The story of EPIX on DIRECTV is a strange one. For the longest time, EPIX was the white whale of streaming services. It was the only service that DISH had that DIRECTV did not. And when DIRECTV did finally add it, they did so in a kind of weird way. The service wasn’t folded into the Premier programming package like every single other service. It remained a standalone addin.
As a result, I think it’s fair to say that EPIX hasn’t been as popular as it could have been. AT&T doesn’t put out subscription numbers for its individual services. So, regular folks like me and you will never know how popular EPIX is or isn’t.
It doesn’t matter as long as you like it
Now’s your chance to decide if EPIX is for you. The service is free for all DIRECTV customers today through February 22. You’ll find the three EPIX channels on channels 558-560. The service shares a lot of content with streaming services like Hulu and Prime Video, but has a few noteworthy original series, too.

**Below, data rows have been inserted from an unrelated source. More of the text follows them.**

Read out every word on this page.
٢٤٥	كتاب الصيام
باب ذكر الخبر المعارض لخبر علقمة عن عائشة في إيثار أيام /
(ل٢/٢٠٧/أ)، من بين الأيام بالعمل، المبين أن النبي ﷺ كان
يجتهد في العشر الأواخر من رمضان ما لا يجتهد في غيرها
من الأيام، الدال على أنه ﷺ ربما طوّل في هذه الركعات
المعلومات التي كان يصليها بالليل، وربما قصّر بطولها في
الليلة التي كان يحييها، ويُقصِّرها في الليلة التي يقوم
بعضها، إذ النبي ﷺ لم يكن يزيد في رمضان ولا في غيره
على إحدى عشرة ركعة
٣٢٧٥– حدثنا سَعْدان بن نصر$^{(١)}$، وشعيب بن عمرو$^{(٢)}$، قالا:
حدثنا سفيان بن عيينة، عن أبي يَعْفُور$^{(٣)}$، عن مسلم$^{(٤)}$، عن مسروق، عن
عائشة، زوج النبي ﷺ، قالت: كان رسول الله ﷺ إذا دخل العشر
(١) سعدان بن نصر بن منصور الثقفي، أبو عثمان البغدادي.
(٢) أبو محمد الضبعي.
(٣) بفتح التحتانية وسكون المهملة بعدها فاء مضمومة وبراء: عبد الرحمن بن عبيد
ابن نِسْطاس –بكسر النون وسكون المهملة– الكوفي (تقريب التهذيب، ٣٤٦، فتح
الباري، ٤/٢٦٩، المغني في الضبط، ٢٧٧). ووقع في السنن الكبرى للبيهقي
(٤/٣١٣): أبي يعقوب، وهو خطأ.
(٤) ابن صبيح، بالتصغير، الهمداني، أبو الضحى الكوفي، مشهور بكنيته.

EPIX has also been the home for movies that will… eventually… make their way to mainstream streaming services. EPIX premiered Bumblebee, for example, and held onto it for four months before it was widely available on any streaming service. They’re about to get the exclusive on Rocketman, too. You can catch its premiere for free on Saturday, the last night of the preview.
What does the future hold for premium services in general?
That’s really the question. About a decade ago I forecast a collapse of premium services. Even before the coming of streaming, I said it was just unnecessary to have so much duplicate content. Having an east coast feed and a west coast feed, as so many channels do, was no longer necessary in the days of the DVR.
That collapse didn’t happen… yet. Although, it still might. Today all the major premium channels are available a la carte over streaming, and sometimes for bundle prices lower than satellite. More interestingly, we’re starting to see a reversal of a key trend.
Streaming first, satellite second?
While you absolutely could get premium content over streaming, the truth is you couldn’t get all of it all the time. For example, Cinemax’s streaming was limited to mobile devices, and there was no MaxGo app for streaming boxes. Similarly, there wasn’t a streaming presence for The Movie Channel, although some of that content was found on the Showtime app.
We’re starting to see a change there. AT&T’s execs announced last month that Cinemax will no longer have original programming, and that the brand “won’t transfer to HBO Max.” It’s not clear what that means but I take it to mean that eventually, Cinemax will disappear.
At the sametime, ViacomCBS is said to be working on consolidating Showtime and CBS All Access content, and it’s not clear where this leaves The Movie Channel.
It’s possible that HBO Max will be the first of a new wave of super-streaming services that will eventually move front and center, displacing premium channels in the hearts of regular viewers. In fact it’s possible we’re already there.
But it’s really all about that business
Business viewers are the ones who have kept Cinemax and The Movie Channel in business, and they’re the ones that have kept premium channels going for years. It’s almost a given, even today in 2020, that you won’t get good Wi-Fi or even good cell service when you’re in a hotel. Hotels could fix this problem but most don’t. That keeps the demand for traditional TV high, and it keeps those types of customers subscribing to premium channels.
And for that reason, I don’t see premium content on satellite TV going anywhere. As I said, some of those secondary or duplicate channels might fade away over time. I certainly think the marketing will highlight the streaming stuff, but the quiet, meat and potatoes of the market will still be on good, old traditional pay TV.